Bu nedenle dünyanın en ünlü Michelin yıldızlı restoranlarında yalnızca yemek değil, bir hikâye sunulur. Örneğin bir restoranda önünüze insan diline benzeyen bir tatlı konur, dokusu ve görünüşü şaşırtıcıdır ama tadı kusursuzdur. Başka bir yerde, masaya sanki yere düşüp paramparça olmuş gibi görünen bir tatlı getirilir. Amaç, beynin “burada bir tuhaflık var” diyerek dikkati artırmasıdır. Hatta bazı araştırmalar, belirli seslerin bazı tatları daha yoğun algılamamıza neden olduğunu gösteriyor. Bu sunumlara eşlik eden hafif caz müziği ya da ortama özel bir koku, deneyimi tüm duyularla destekler. Bunun yanında bazen de sunulan görsellerle o yemeklerin masaya gelene kadar geçirdiği sürece tüketiciyi de katıyorlar. Böylece tüketici yalnızca bir yemek yemiyor; hafızasında iz bırakan, duygusal olarak bağlı hissettiği bir deneyim yaşıyor.

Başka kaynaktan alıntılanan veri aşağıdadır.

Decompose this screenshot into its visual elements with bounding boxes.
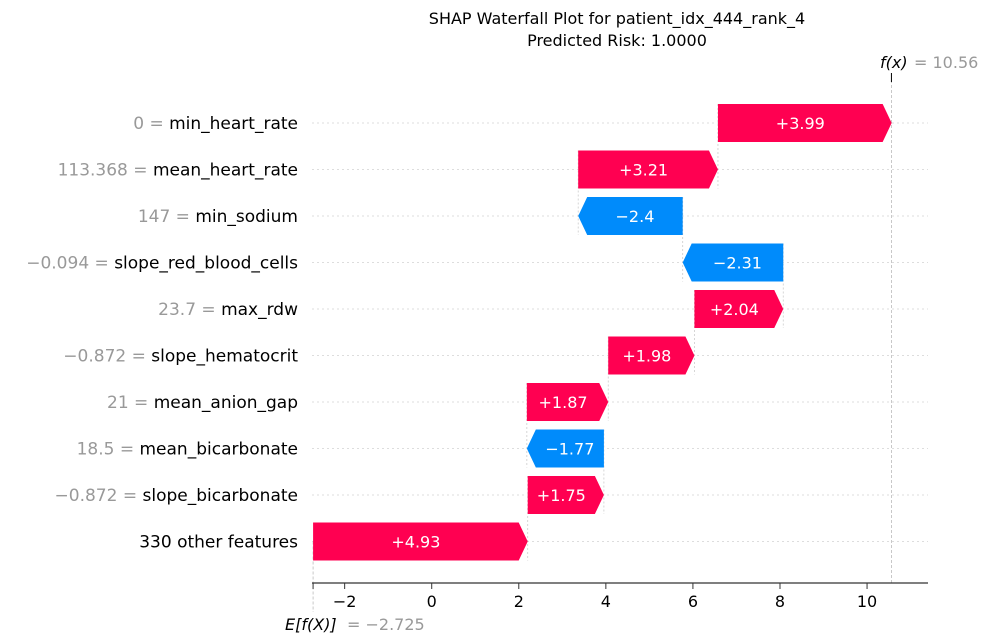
bar-330-other-features (313, 522, 528, 561)
x-axis: −2 0 2 4 6 8 10 (312, 582, 928, 611)
bar-value-label: +3.21 (619, 161, 668, 180)
bar-value-label: +2.04 (710, 300, 759, 319)
bar-min_heart_rate (717, 104, 892, 142)
x-tick-label: 0 (427, 592, 437, 611)
feature-value: −0.872 = (63, 347, 151, 367)
y-tick-label: 0 = min_heart_rate (133, 114, 298, 134)
feature-value: 18.5 = (77, 440, 140, 460)
x-tick-label: 2 (514, 592, 524, 611)
labels-layer: +3.99 0 = min_heart_rate +3.21 113.368 = me… (26, 114, 825, 553)
y-tick-label: 330 other features (139, 533, 298, 553)
y-tick-label: 113.368 = mean_heart_rate (58, 161, 298, 181)
bar-slope_bicarbonate (527, 476, 604, 514)
x-tick-label: 6 (688, 592, 698, 611)
bar-value-label: +4.93 (391, 533, 440, 552)
feature-value: −0.094 = (26, 254, 114, 274)
feature-name: mean_anion_gap (154, 393, 298, 413)
bar-min_sodium (578, 197, 683, 235)
feature-name: max_rdw (221, 300, 298, 320)
y-tick-label: −0.872 = slope_hematocrit (63, 347, 298, 367)
feature-name: mean_heart_rate (153, 161, 298, 181)
bar-mean_heart_rate (578, 150, 718, 189)
y-tick-label: −0.872 = slope_bicarbonate (55, 486, 298, 506)
y-tick-label: 21 = mean_anion_gap (107, 393, 298, 413)
x-tick-label: −2 (333, 592, 357, 611)
bar-mean_bicarbonate (526, 429, 604, 468)
chart-title: SHAP Waterfall Plot for patient_idx_444_… (429, 9, 805, 29)
feature-value: 113.368 = (58, 161, 153, 181)
bar-value-label: +1.75 (537, 486, 586, 505)
feature-name: min_heart_rate (169, 114, 298, 134)
bars-layer (313, 104, 892, 561)
bar-value-label: +1.98 (622, 347, 671, 366)
x-tick-label: 10 (857, 592, 877, 611)
y-tick-label: 18.5 = mean_bicarbonate (77, 440, 298, 460)
x-tick-label: 8 (775, 592, 785, 611)
fx-label: f(x) (880, 53, 908, 72)
bar-mean_anion_gap (526, 383, 609, 421)
feature-name: slope_bicarbonate (142, 486, 298, 506)
feature-name: 330 other features (139, 533, 298, 553)
base-value-text: = −2.725 (347, 615, 425, 634)
y-tick-label: 147 = min_sodium (138, 207, 298, 227)
bar-max_rdw (694, 290, 784, 328)
bar-value-label: +3.99 (776, 114, 825, 133)
base-value-label: E[f(X)] (285, 615, 337, 634)
feature-name: slope_hematocrit (151, 347, 298, 367)
bar-value-label: −1.77 (545, 440, 594, 459)
feature-value: 0 = (133, 114, 169, 134)
fx-value-text: = 10.56 (914, 53, 978, 72)
x-tick-label: 4 (601, 592, 611, 611)
bar-slope_red_blood_cells (682, 243, 784, 282)
bar-value-label: −2.31 (713, 254, 762, 273)
chart-subtitle: Predicted Risk: 1.0000 (527, 31, 707, 50)
y-tick-label: 23.7 = max_rdw (158, 300, 298, 320)
feature-value: −0.872 = (55, 486, 143, 506)
bar-slope_hematocrit (608, 336, 695, 375)
y-tick-label: −0.094 = slope_red_blood_cells (26, 254, 298, 274)
feature-value: 23.7 = (158, 300, 221, 320)
feature-name: min_sodium (195, 207, 298, 227)
bar-value-label: +1.87 (539, 393, 588, 412)
feature-name: slope_red_blood_cells (114, 254, 298, 274)
feature-value: 147 = (138, 207, 196, 227)
bar-value-label: −2.4 (616, 207, 655, 226)
feature-name: mean_bicarbonate (140, 440, 299, 460)
feature-value: 21 = (107, 393, 154, 413)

Yemek endüstrisinde olduğu gibi, reklamcılık dünyası da benzer bir stratejiyle çalışıyor. Reklamlar artık ürünün fiziksel özelliklerinden çok, o ürünü kullanan kişinin nasıl biri olduğu fikrini pazarlıyor. Bu noktada tüketici, yalnızca bir ürün değil; o ürünle birlikte sunulan karakteri, hayali kimliği satın alıyor. İlginçtir ki yapılan araştırmalar bazı büyük şirket CEO’larının, şirketleri ekonomik sıkıntı yaşarken bile daha lüks arabalara geçtiklerini, daha pahalı kıyafetler tercih ettiklerini ortaya koyuyor çünkü tüketim artık sadece sahip olmakla değil “oluyormuş gibi görünmekle” de ilgili.

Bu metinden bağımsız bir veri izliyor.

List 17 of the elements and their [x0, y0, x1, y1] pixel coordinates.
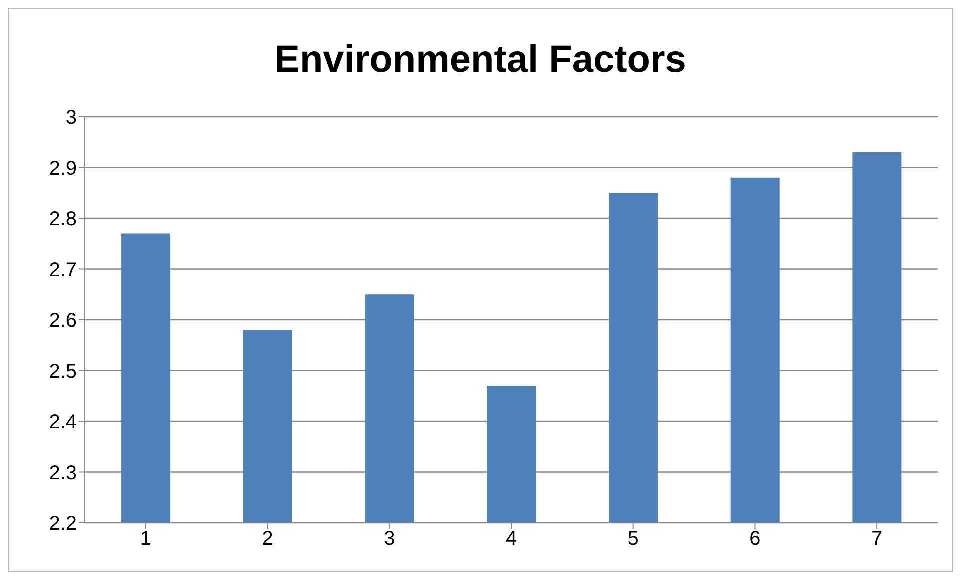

Yazının en başından beri hep tüketmenin olumsuz taraflarından ve bunun ihtiyaçlarımızın manipüle edilmesinin bir sonucu olduğundan bahsediyor gibi duruyorum ancak bence mesele sadece tüketmek ya da onun olumsuz sonuçları değil. Mesele, bir şeyin içinde kendini yaşayan biri gibi hissetmek çünkü insanlar artık ham madde ya da sadece ürün değil; hikaye, anı ve his arıyor. Üstelik bunu mümkün kılan şey de aslında yaratıcı düşüncenin ta kendisi. Yaratıcılık ve İnovasyonatölyesinde eğitmenimiz MR cihazını geliştiren bir mühendisin hikayesini bizimle paylaşmıştı. Küçük çocuklar MR cihazına bir tabut gibi baktıkları için içine girmek istemiyorlarmış ve onları ikna etmek gerçekten çok zormuş. Ancak o kişi düşünmüş ve çocukların en çok keyif aldığı şeyi, yani oyunu, tedavi süreciyle nasıl birleştirebileceğini aramış. Sonunda hastanelerdeki MR odalarını adeta bir oyun alanına çevirmiş. Bir MR cihazı bazen engin denizleri aşan bir korsan gemisine, bazen bir pilotun uçağına dönüşmüş. Böylece çocuklar kendilerini bir hikayenin kahramanı gibi hissetmişler ve hatta bu cihazlara tekrar tekrar girmek istemişler.

Aslında markaların yaptığı şey de bundan çok farklı değildir. Bir kahveyi, bir tatlıyı, bir mağazayı; bizim gözümüzde bir hikayeye, bir deneyime, bir hatıraya dönüştürüyorlar. İnsanlar da en çok o anları seviyor çünkü insanlar hayatın sıradan akışı içinde yer aldığını, yaşadığını ve bir hikayenin parçası olduğunu hissetmek istiyor. Bu nedenle satın aldığımız birçok ürünü zamanla unutuyoruz. Ancak bize kendimizi o hikayenin içinde hissettiren, deneyimimizin bir parçası haline gelen şeyleri kolay kolay unutmuyoruz.